Introduction

Open heart surgery (OHS) with aortic cross clamping induces ischemia-reperfusion injury (IRI) accompanied by a systemic inflammatory response, resulting in critical postoperative complications1,2,3.

Propofol and volatile anaesthetics are the most popular agents for OHS, and propofol may be a useful organ-protective anaesthetic due to its anti-inflammatory properties4,5. In addition, volatile anaesthetics may have organ-protective properties through their preconditioning effect6. The choice of anaesthetic for OHS is important to minimise inflammatory responses and related postoperative complications. However, the most favourable anaesthetics during OHS have not been identified7,8.

Cluster of differentiation (CD)39 and CD73 contribute to adenosine formation9, where adenosine shifts the pro-inflammatory role of adenosine triphosphate (ATP) towards an anti-inflammatory role10. The cardiac protective roles of CD39 and CD73 against IRI have been demonstrated in previous studies11,12. However, a comparison of the change in CD39 and CD73 expression between propofol- and volatile anaesthetic-based anaesthesia during OHS has not been conducted. Therefore, characterising the responses of CD39 and CD73 in patients anaesthetised by propofol or volatile anaesthetics during OHS could increase our understanding on the mechanism underlying the anti-inflammatory effect of propofol and volatile anaesthetics against IRI during OHS.

We hypothesised that the expression of CD39 and CD73 would differ between propofol- and volatile anaesthetic-based anaesthesia in patients undergoing OHS. This study was designed to investigate the expression CD39 and CD73 in the circulating CD4+ T cells of patients undergoing OHS under propofol- and sevoflurane-based anaesthesia.

Results

In total, 173 patients from May 2014 to December 2016 were eligible for the study. A total of 17 patients were excluded for the following reasons: 7 refused to participate, 3 had a preoperative infection, and 7 had a previous history of cancer, and there were no adverse events during the study. Therefore, 156 patients were included in the final analysis (78 in the propofol group and 78 in the sevoflurane group) (Fig. 1). The patient demographics were similar between the propofol and sevoflurane groups (Table 1). Perioperative haemodynamic changes up to 48 hours after weaning from CPB were also similar between the two groups (Table 2).

Figure 1
figure 1

CONSORT diagram.

Table 1 Patient demographic data.
Table 2 Haemodynamic changes during open heart surgery.

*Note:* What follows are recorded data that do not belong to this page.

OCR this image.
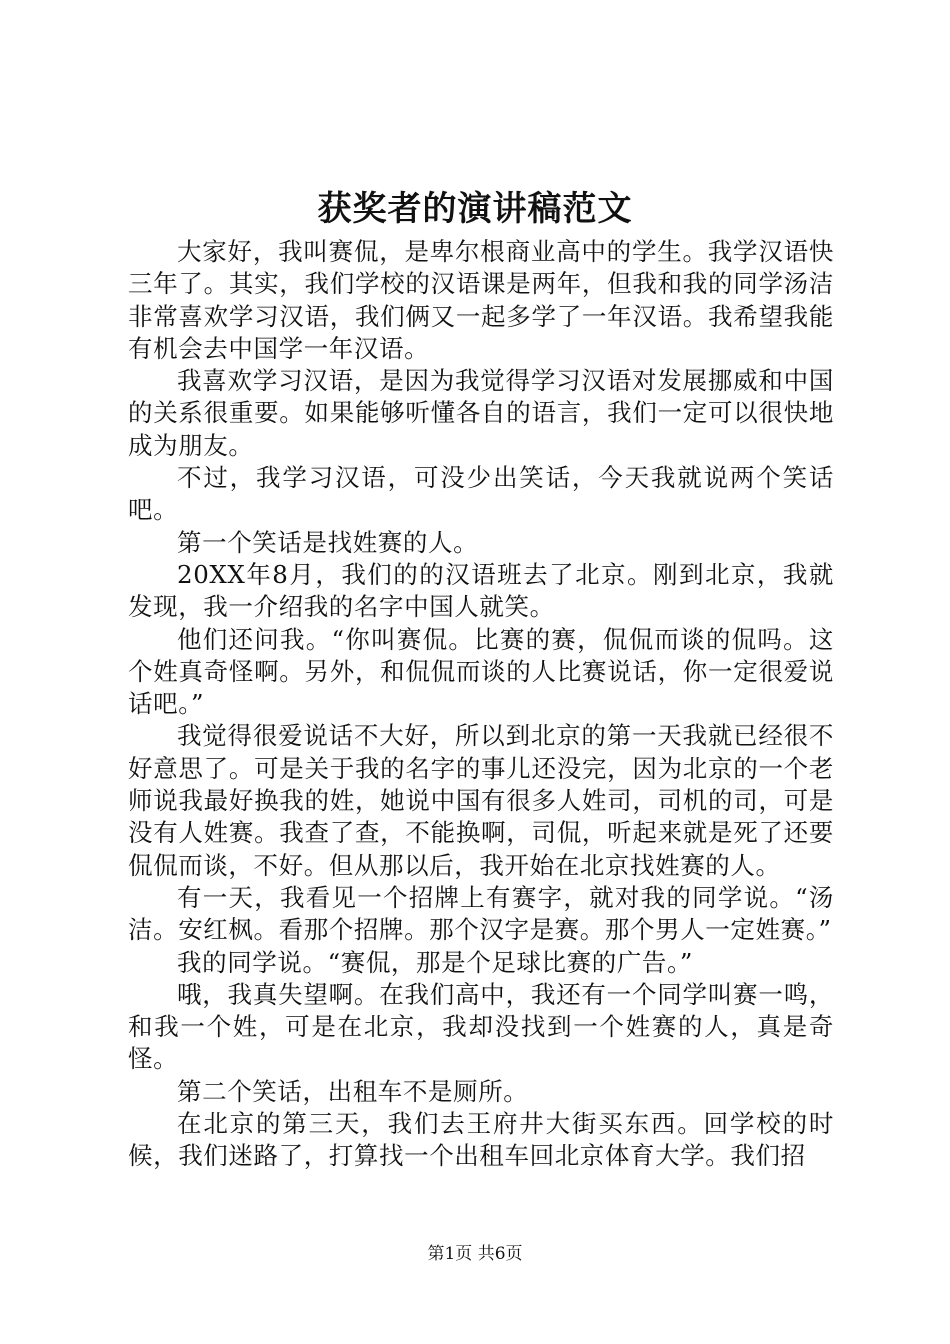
获奖者的演讲稿范文

大家好，我叫赛侃，是卑尔根商业高中的学生。我学汉语快三年了。其实，我们学校的汉语课是两年，但我和我的同学汤洁非常喜欢学习汉语，我们俩又一起多学了一年汉语。我希望我能有机会去中国学一年汉语。

我喜欢学习汉语，是因为我觉得学习汉语对发展挪威和中国的关系很重要。如果能够听懂各自的语言，我们一定可以很快地成为朋友。

不过，我学习汉语，可没少出笑话，今天我就说两个笑话吧。

第一个笑话是找姓赛的人。

20XX年8月，我们的的汉语班去了北京。刚到北京，我就发现，我一介绍我的名字中国人就笑。

他们还问我。“你叫赛侃。比赛的赛，侃侃而谈的侃吗。这个姓真奇怪啊。另外，和侃侃而谈的人比赛说话，你一定很爱说话吧。”

我觉得很爱说话不大好，所以到北京的第一天我就已经很不好意思了。可是关于我的名字的事儿还没完，因为北京的一个老师说我最好换我的姓，她说中国有很多人姓司，司机的司，可是没有人姓赛。我查了查，不能换啊，司侃，听起来就是死了还要侃侃而谈，不好。但从那以后，我开始在北京找姓赛的人。

有一天，我看见一个招牌上有赛字，就对我的同学说。“汤洁。安红枫。看那个招牌。那个汉字是赛。那个男人一定姓赛。”

我的同学说。“赛侃，那是个足球比赛的广告。”

哦，我真失望啊。在我们高中，我还有一个同学叫赛一鸣，和我一个姓，可是在北京，我却没找到一个姓赛的人，真是奇怪。

第二个笑话，出租车不是厕所。

在北京的第三天，我们去王府井大街买东西。回学校的时候，我们迷路了，打算找一个出租车回北京体育大学。我们招

第1页 共6页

Expression of CD39 and CD73 in circulating helper T cells during OHS

The expression of CD39 in circulating CD4+ T cells was lowest 3 hours after weaning from CPB and increased with time (Supplementary Fig. 1). The expression of CD73 in circulating CD4+ T cells was lowest immediately after weaning from CPB and increased with time (Supplementary Fig. 2).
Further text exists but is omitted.